There is "no" fix for this in C++. Even if you were to introduce `next0`, `next1`, etc. that only accepts one type, the one of `state0`, `state1`, etc. that would create a compilation error here:

    auto state0 = next(initial_state);
    auto state1 = next0(state0); 
    auto state2 = next0(state1); // ct-error: use next1(state1)
but the underlying error is still there, and that is that the user can write

    auto state2 = next0(state0); // use-after-move
that's a logic error that Rust catches at compile-time, but C++ would need to catch at run-time, and catching this at run-time adds overhead, since now you need to store in some run-time data-structure in which state the state machine is, to be able to verify these things (while in Rust, you don't have to track this at run-time at all).

> There is no "BOOM" either since "use after move" is not a safety concern for those empty types, just a logic bug

Rust allows you to assume that this logic bug never happens. C++ code that assumes this can easily have undefined behavior due to the logic bug happening. That is, C++ code cannot assume that the state machine will only go from one state to the next, at least, without the whole state machine library / implementation checking at every step that these bugs do not happen, and, e.g., terminating the program if that's the case That's a valid solution, and probably the best solution that can be implemented in C++, but compared to what Rust and other languages offer, it is a very bad solution and the consequences are quite drastic (state machines, session types, etc. are widely used in Rust to design APIs, while they aren't really used in C++ because they are very boiler plate heavy, complex to implement, and incur a lot of runtime overhead to prevent these errors).

> The redeclaration in Rust always makes me uneasy as a default. It would have been better to require special syntax.

How many years have you been a full-time Rust user ? Or how many of your C++ projects use the "state machine C++ pattern" that you are advocating here ? How many developers are involved in each of those projects ?

You claimed there is a safety issue on "use after free" for empty types which are trivial. I am still waiting to see the proof.

You also keep saying there is no way to fix in C++, you can most definitely make those into compilation errors. And that is if you insist on advancing several states and calling them "stateN" is useful, which I have never done in my life.

Then the last paragraph is another flamebait plus getting into arguments of authority.

> You claimed there is a safety issue on "use after free" for empty types which are trivial. I am still waiting to see the proof.

I claimed that it is trivial to accidentally introduce safety issues when implementing _state_ machines in C++ like you are proposing. The "state" in "state machines" comes from the machine actually having some state. Naive state machines don't store state, and simple state machines can encode all their state in types, but real world state machines rarely do so (e.g. a regex engine).

> You also keep saying there is no way to fix in C++, you can most definitely make those into compilation errors.

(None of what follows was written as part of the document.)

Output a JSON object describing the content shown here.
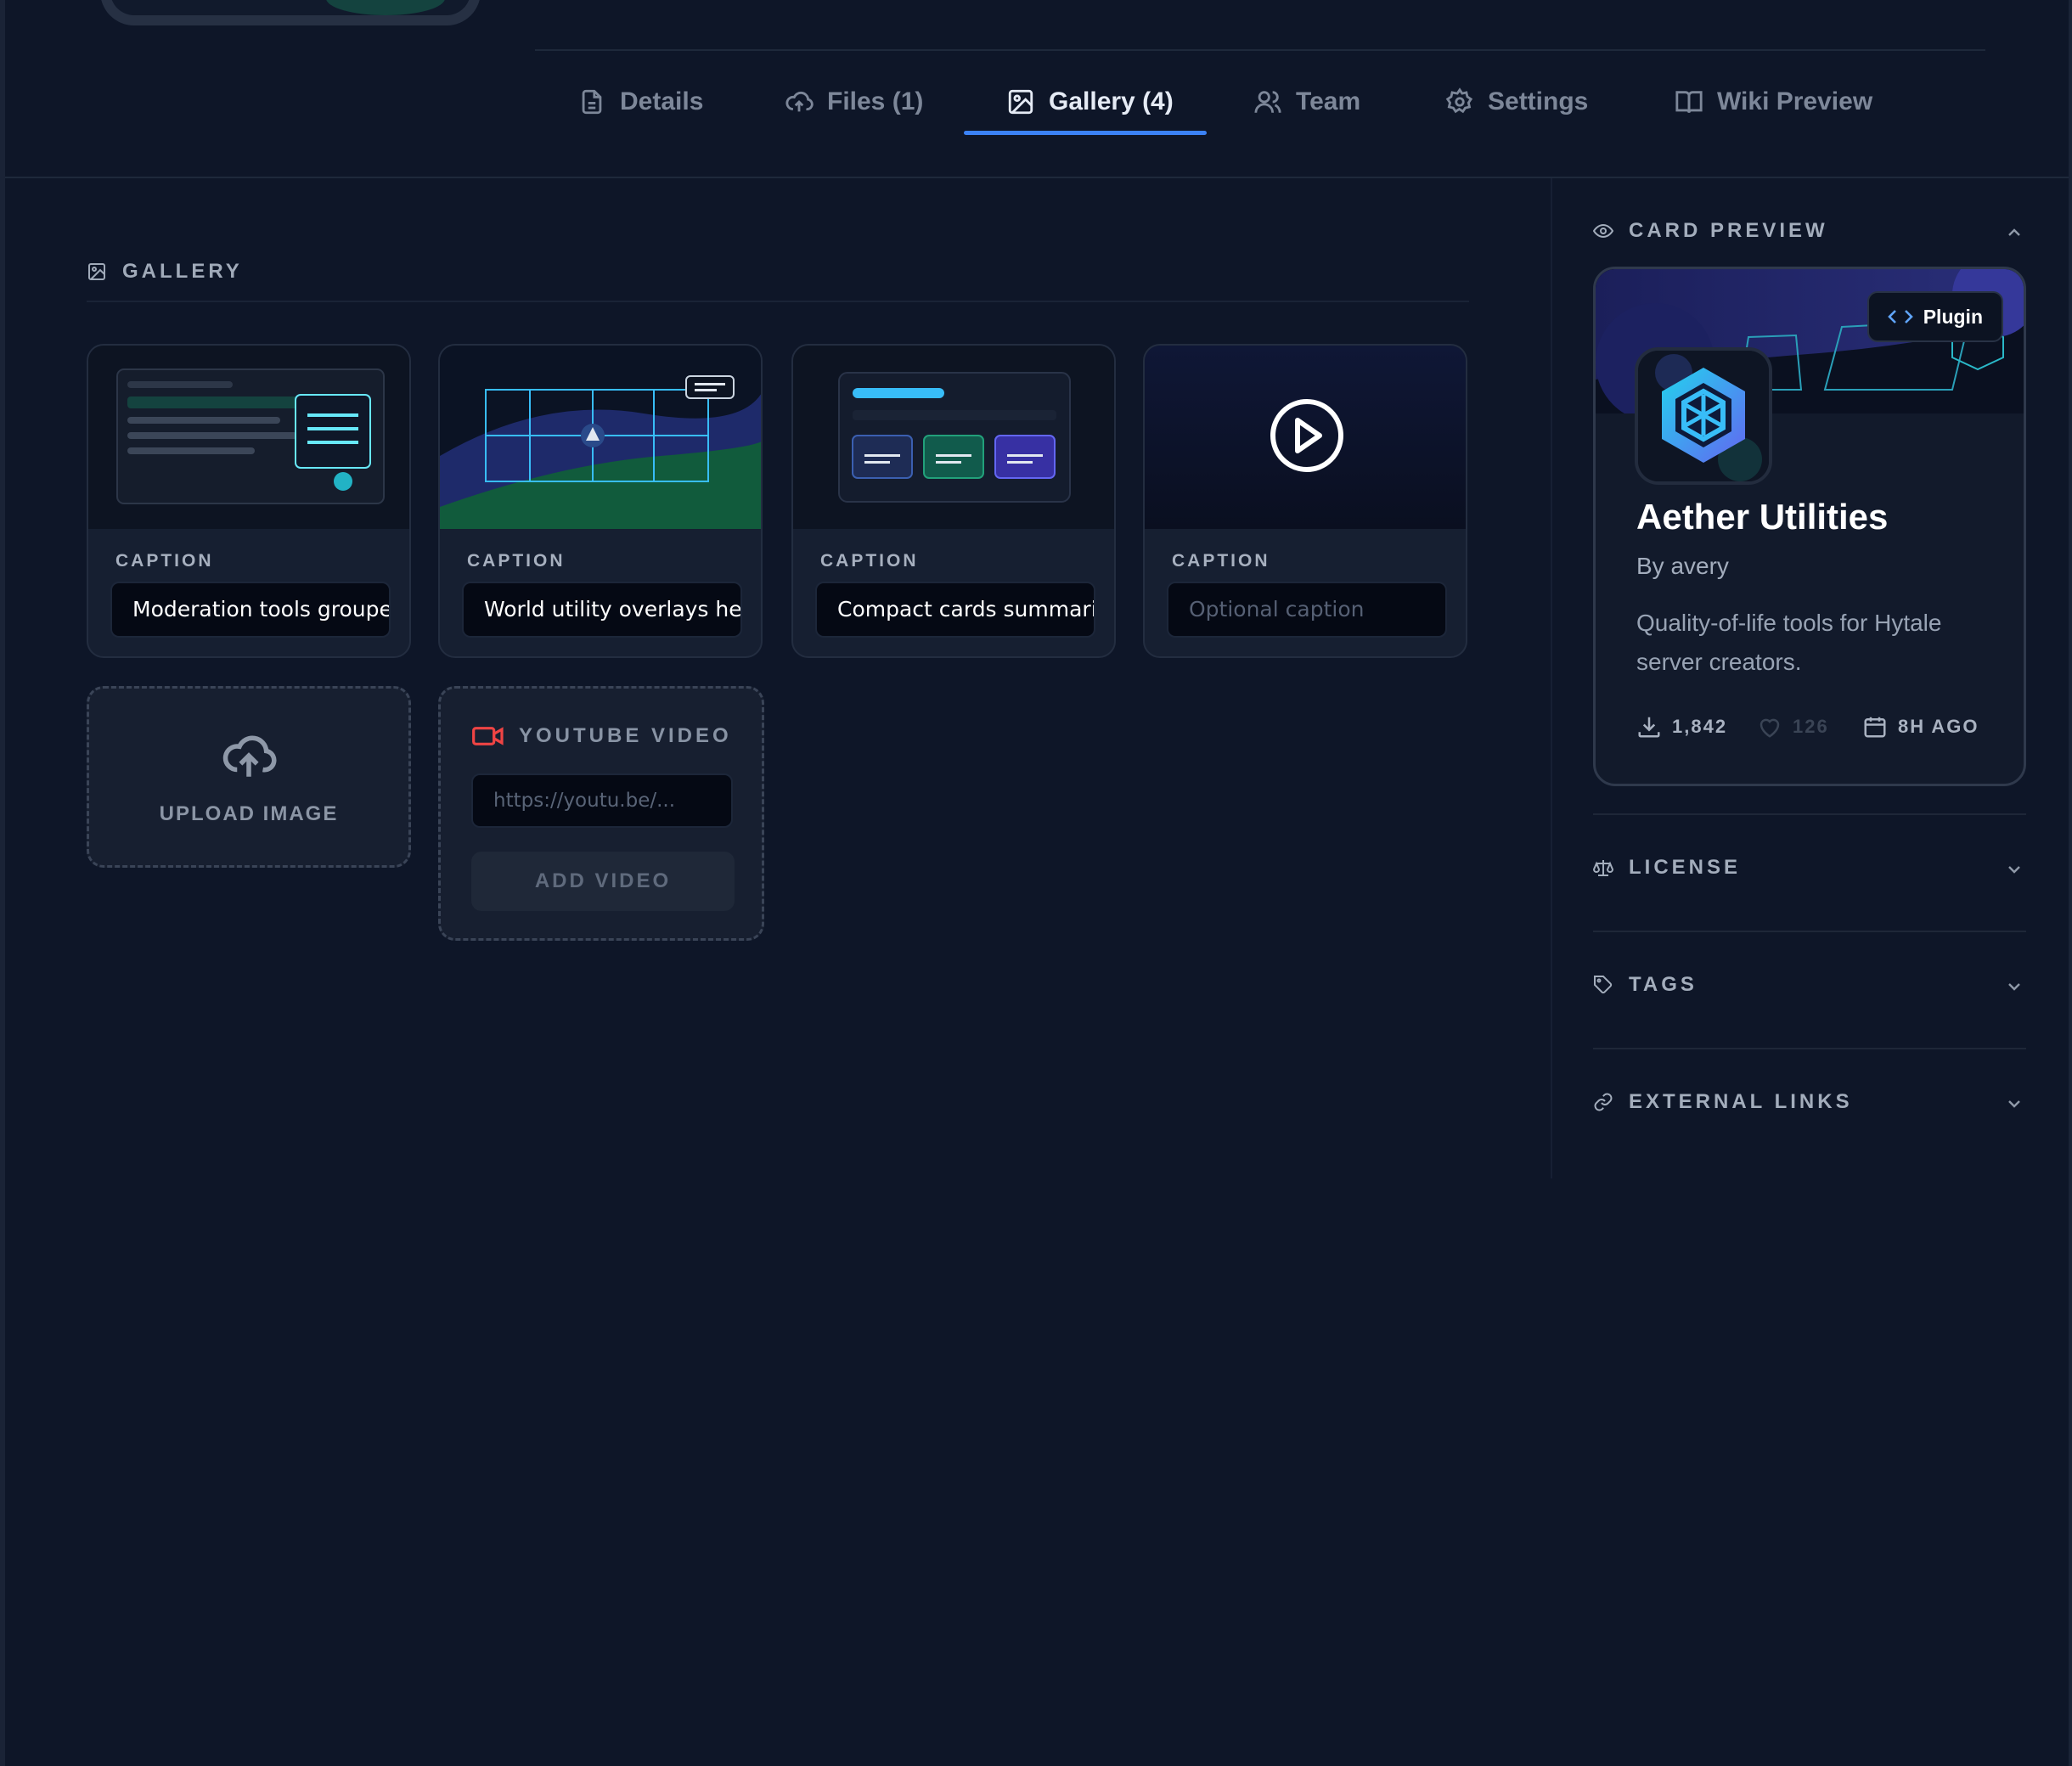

Show how to do that then, e.g., for example for a simple file handle wrapper, that only allows reading a file once:

    struct FileHandle {
      static FileHandle open(const char*);
      ~FileHandle(); // closes file
      struct FileRead { ~FileRead(); /* closes file */ };
      static FileRead read(FileHandle);
    };
such that the file is not closed twice:

   auto file = FileHandle::open("foo");
   auto read = FileHandle::read(file);
   //~ read destructor closes file
   //~ file destructor double-closes file
without doing any run-time checks, e.g., in destructors, that check whether the file is closed.

This is easy peasy in Rust.

> and you can't probably use variant either, since using variant would introduce yet another possible state (e.g. if an exception gets thrown..).

Variants are excellent for a state machine. valueless_by_exception is pretty much irrelevant if your states' relevant constructors and assignments are nothrow.

C++ variants are horrible for state machines, since they are not affine types.